Führung von guten Fachkräften

Wer gute Mitarbeiter adäquat und zielorientiert führen kann, dem fällt das Führen von weniger guten Mitarbeitern um einiges leichter. Wo es bei Mitarbeitern aus dem mittleren Bereich mitunter ausreicht, sozusagen Anweisungen oder Vorgaben zu machen, möchte der Mitarbeiter, welcher sich seiner Leistungsbereitstellung bewusst ist, schon etwas mehr Hintergrundwissen haben. Er will die Sinnhaftigkeit von Entscheidungen erkennen können. Auch wollen gute Mitarbeiter, sofern sie zu dem Unternehmen loyal stehen, den Nutzen für das Unternehmen erkennen. Ausgeglichene gute Arbeitnehmer brauchen kein “tätscheln“, sondern Kommunikation auf Augenhöhe.  Sinnvoll ist immer ein frühes Einbinden bei Strukturveränderungen oder Korrekturen des Geschäftsfeldes.  Wichtig ist der Grundsatz: Keine Verbrüderung zwischen Chef und gutem Mitarbeiter (unterschiedliche Interessenslagen), eher eine “Partnerschaft“. Eine zielorientierte Distanz ist angebracht und es muss klar sein, wer der Chef ist. Trotzdem ist mit einem guten Mitarbeiter (im Sinne von herausragend) ein partnerschaftliches Miteinander anzustreben.

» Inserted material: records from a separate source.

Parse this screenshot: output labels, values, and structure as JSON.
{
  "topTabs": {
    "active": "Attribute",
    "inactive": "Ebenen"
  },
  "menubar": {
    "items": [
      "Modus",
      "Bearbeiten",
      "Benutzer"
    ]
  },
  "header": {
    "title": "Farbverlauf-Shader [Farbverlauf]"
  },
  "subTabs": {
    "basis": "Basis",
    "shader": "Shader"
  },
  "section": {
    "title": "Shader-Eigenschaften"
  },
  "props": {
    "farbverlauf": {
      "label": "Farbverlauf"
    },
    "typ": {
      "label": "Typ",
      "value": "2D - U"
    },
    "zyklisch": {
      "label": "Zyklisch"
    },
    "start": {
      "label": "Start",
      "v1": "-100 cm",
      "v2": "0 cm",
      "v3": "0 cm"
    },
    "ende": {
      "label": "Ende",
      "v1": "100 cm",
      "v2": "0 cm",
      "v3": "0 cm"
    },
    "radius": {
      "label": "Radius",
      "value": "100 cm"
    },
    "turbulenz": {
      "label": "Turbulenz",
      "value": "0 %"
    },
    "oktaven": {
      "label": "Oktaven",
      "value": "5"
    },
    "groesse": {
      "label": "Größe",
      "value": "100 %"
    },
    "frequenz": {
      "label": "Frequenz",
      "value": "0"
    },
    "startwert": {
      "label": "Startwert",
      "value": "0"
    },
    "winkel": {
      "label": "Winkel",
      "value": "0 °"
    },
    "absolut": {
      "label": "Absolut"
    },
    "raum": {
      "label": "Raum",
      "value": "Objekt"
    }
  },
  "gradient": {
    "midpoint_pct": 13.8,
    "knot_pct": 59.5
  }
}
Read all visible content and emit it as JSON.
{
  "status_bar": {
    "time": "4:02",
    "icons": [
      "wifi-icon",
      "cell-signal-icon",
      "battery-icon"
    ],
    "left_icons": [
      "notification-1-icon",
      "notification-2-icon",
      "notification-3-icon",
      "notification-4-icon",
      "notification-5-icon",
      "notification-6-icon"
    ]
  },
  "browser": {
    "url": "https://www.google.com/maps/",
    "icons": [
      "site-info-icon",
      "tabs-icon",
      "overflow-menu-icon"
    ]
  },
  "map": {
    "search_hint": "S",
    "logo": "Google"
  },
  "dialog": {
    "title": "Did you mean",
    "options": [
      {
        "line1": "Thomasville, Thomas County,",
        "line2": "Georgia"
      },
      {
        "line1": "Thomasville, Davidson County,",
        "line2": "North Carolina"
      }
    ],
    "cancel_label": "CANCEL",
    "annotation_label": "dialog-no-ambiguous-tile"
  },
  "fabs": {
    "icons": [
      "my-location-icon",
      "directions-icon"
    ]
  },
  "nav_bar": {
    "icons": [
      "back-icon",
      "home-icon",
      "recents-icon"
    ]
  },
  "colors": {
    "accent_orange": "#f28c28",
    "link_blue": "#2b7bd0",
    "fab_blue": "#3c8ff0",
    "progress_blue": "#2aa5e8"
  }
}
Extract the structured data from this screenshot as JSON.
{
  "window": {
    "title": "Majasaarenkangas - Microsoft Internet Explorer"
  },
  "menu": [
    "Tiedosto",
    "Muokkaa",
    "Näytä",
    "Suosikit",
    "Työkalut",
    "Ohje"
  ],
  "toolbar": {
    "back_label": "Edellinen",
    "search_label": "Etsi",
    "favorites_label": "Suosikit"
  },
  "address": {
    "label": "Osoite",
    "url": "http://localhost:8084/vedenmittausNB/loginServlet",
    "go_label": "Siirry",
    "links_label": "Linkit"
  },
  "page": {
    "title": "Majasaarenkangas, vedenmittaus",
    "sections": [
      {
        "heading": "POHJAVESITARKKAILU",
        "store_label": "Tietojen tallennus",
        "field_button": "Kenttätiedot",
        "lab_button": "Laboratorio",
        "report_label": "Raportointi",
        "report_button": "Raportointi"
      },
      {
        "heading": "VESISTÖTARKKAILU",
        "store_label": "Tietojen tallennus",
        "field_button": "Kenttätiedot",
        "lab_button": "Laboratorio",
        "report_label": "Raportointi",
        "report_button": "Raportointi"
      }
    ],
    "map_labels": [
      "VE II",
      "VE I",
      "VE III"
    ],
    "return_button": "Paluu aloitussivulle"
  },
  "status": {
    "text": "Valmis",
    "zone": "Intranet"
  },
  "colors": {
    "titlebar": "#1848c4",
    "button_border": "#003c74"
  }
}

Das Fundament: Wertschätzung bei sehr guten Facharbeitern geht nicht ohne Regeln! Es ist Aufgabe des Vorgesetzten oder des Chefs darüber zu wachen, dass diese Regeln eingehalten werden und es darf keine Ausnahmen geben!! Es kann deswegen zu einem latenten “Kräftemessen“ in positivem Sinn, kommen. Das ist per se nicht verkehrt und fördert beide Parteien. Die Herausforderung besteht also darin, die guten Fähigkeiten und Fertigkeiten zum Einsatz für das Unternehmen zu bekommen und die Defizite mittels adäquater Führung zu kompensieren.

Fazit: Der Beste ist nicht zwangsläufig gut für das Unternehmen. Wenn Königreiche von sehr guten Mitarbeitern installiert werden liegt die Verantwortung beim Chef, bzw. dem Führenden. Der Chef sollte zumindest der informelle Führer sein!